Di sisi lain, keberadaan mereka yang jadi terbuka di alam sangat mungkin dideteksi predator yang juga kelaparan. Lebih buruk lagi, stres seperti ini membuat suatu spesies kehilangan hasrat untuk bereproduksi.
Stres hewan peliharaan kita akibat perang
Di kawasan perang seperti Palestina dan Ukraina, penduduknya memiliki hewan peliharaan. Bagi banyak keluarga, hewan peliharaan sudah menjadi anggota keluarga yang tidak dapat dipisahkan. Kehadiran hewan peliharaan bahkan dibutuhkan bagi manusia yang telah kehilangan kerabat, sebagai cara menghadapi krisis.
Anjing, seperti yang telah dijelaskan sebelumnya, punya indra pendengaran yang tajam dan lebih sensitif untuk merespons suara besar. Semakin tua umur anjing akan lebih merasa takut akan suara kebisingan. Perilaku respons dari suara ledakan memiliki ciri-ciri stres pasca-trauma pada berbagai hewan peliharaan manusia.
Selain itu, ketika ada konflik, hewan peliharaan sulit dievakuasi dan logistik bantuannya jauh lebih terbatas daripada manusia.
"Banyak tempat penampungan pengungsi tidak mengizinkan hewan, sehingga memaksa pemiliknya untuk membuat keputusan yang berat: melarikan diri ke tempat yang aman dan meninggalkan hewan peliharaan mereka, atau tetap berada dalam kondisi berbahaya agar tidak menelantarkan mereka," terang Katherine Compitus, piskolog di Psychology Today.
Evakuasi satwa di area konflik jangan diabaikan
Terkait evakuasi satwa di area konflik, Dubiner dan rekan-rekannya melakukan penelitian di Israel selatan dan utara. Kedua kawasan ini sedang menghadapi konflik dengan Palestina dekat Jalur Gaza, dan Lebanon di utara.
Kondisi di Israel selatan cenderung lebih baik, mengingat serangan dari Gaza tidak banyak. Namun, pada kondisi luluh lantak seperti di Gaza, mungkin ada banyak satwa liar yang tidak terdeteksi.
Jika perang pecah tanpa ujung, satwa liar di kawasan konflik akan terus mengalami stres yang dapat mengancam jiwa. "Hal ini dapat memperburuk status konservasi mereka, terutama spesies yang sudah terancam punah," tutur Eran Levin, salah satu penulis makalah.
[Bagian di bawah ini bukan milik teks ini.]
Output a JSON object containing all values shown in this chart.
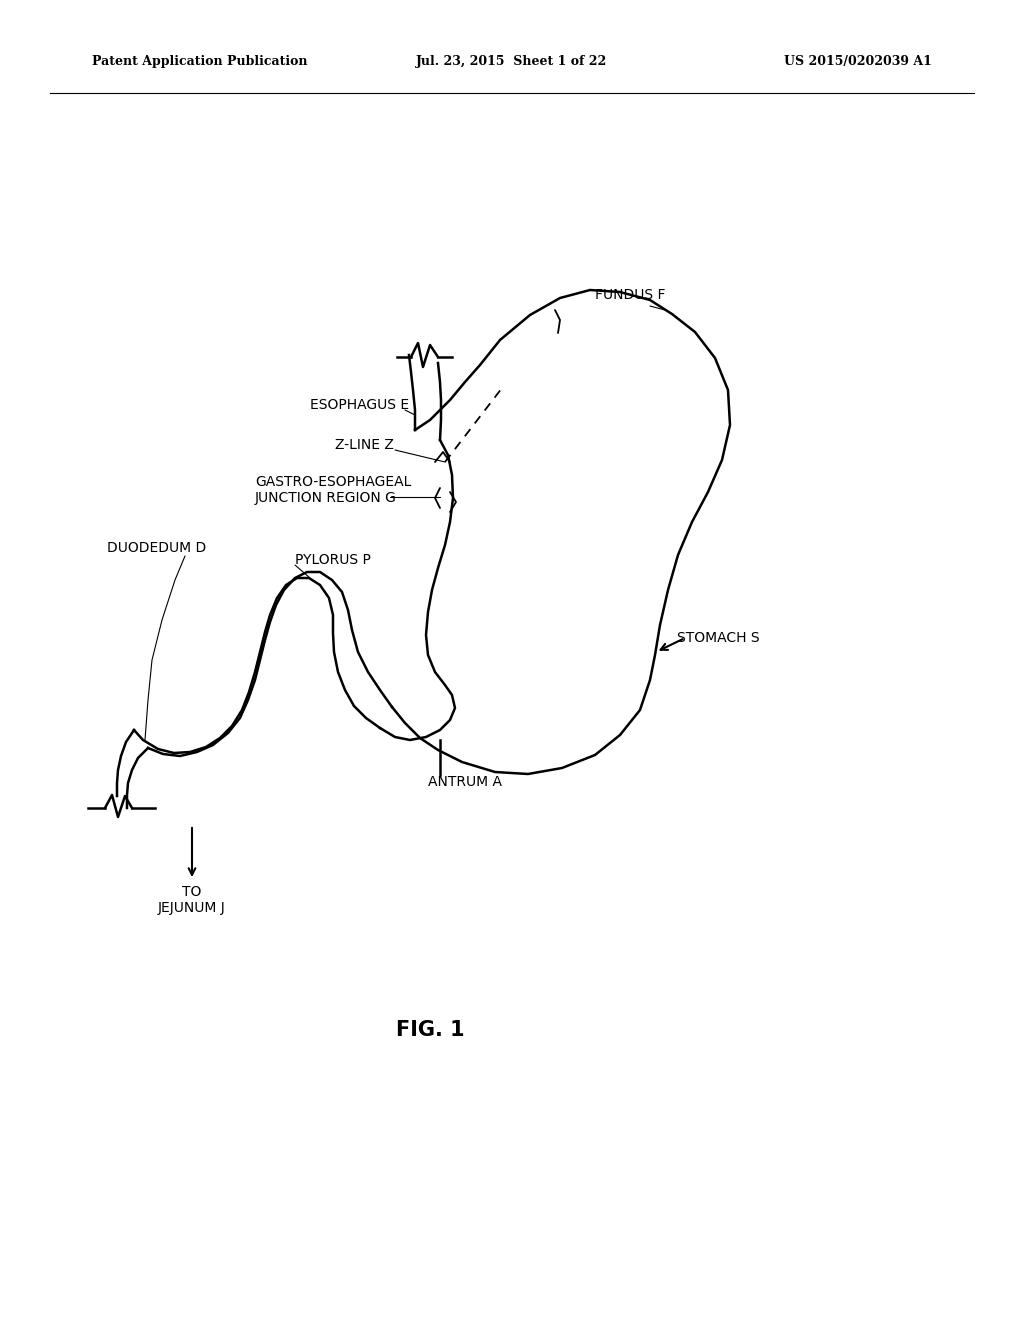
{
  "background_color": "#ffffff",
  "line_color": "#000000",
  "header_left": "Patent Application Publication",
  "header_center": "Jul. 23, 2015  Sheet 1 of 22",
  "header_right": "US 2015/0202039 A1",
  "fig_label": "FIG. 1"
}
Namun, mengevakuasi satwa yang ada di wilayah perang punya tantangan berat bagi aktivis. Akses menuju lokasi terbatas karena pertempuran atau peraturan politik. Pada akhirnya, banyak organisasi, komunitas, dan aktivis dihimbau untuk mengevakuasi manusia.
"Selain itu, kondisi psikologis hewan, yang trauma oleh perang, membuat operasi penyelamatan menjadi lebih lambat dan lebih bahaya," tulis Compitus. "Penyelamat harus mendekati hewan dengan hati-hati, karena rasa takut dapat membuat mereka tidak dapat diprediksi dan lebih mungkin untuk menyerang."
Oleh karena itu, Compitus menyarankan, penyelamatan satwa baik yang dipelihara maupun liar, harus dilakukan secara terkoordinasi yang melibatkan pemerintah, LSM, dan komunitas internasional. Kebijakan harus mengakui kesejahteraan hewan juga tidak kalah penting, dan merupakan bagian dari penyelamatan kemanusiaan.
"Ini dapat mencakup perencanaan evakuasi hewan bersamaan dengan evakuasi manusia atau membangun tempat penampungan yang lebih ramah hewan di wilayah yang dilanda perang," lanjutnya.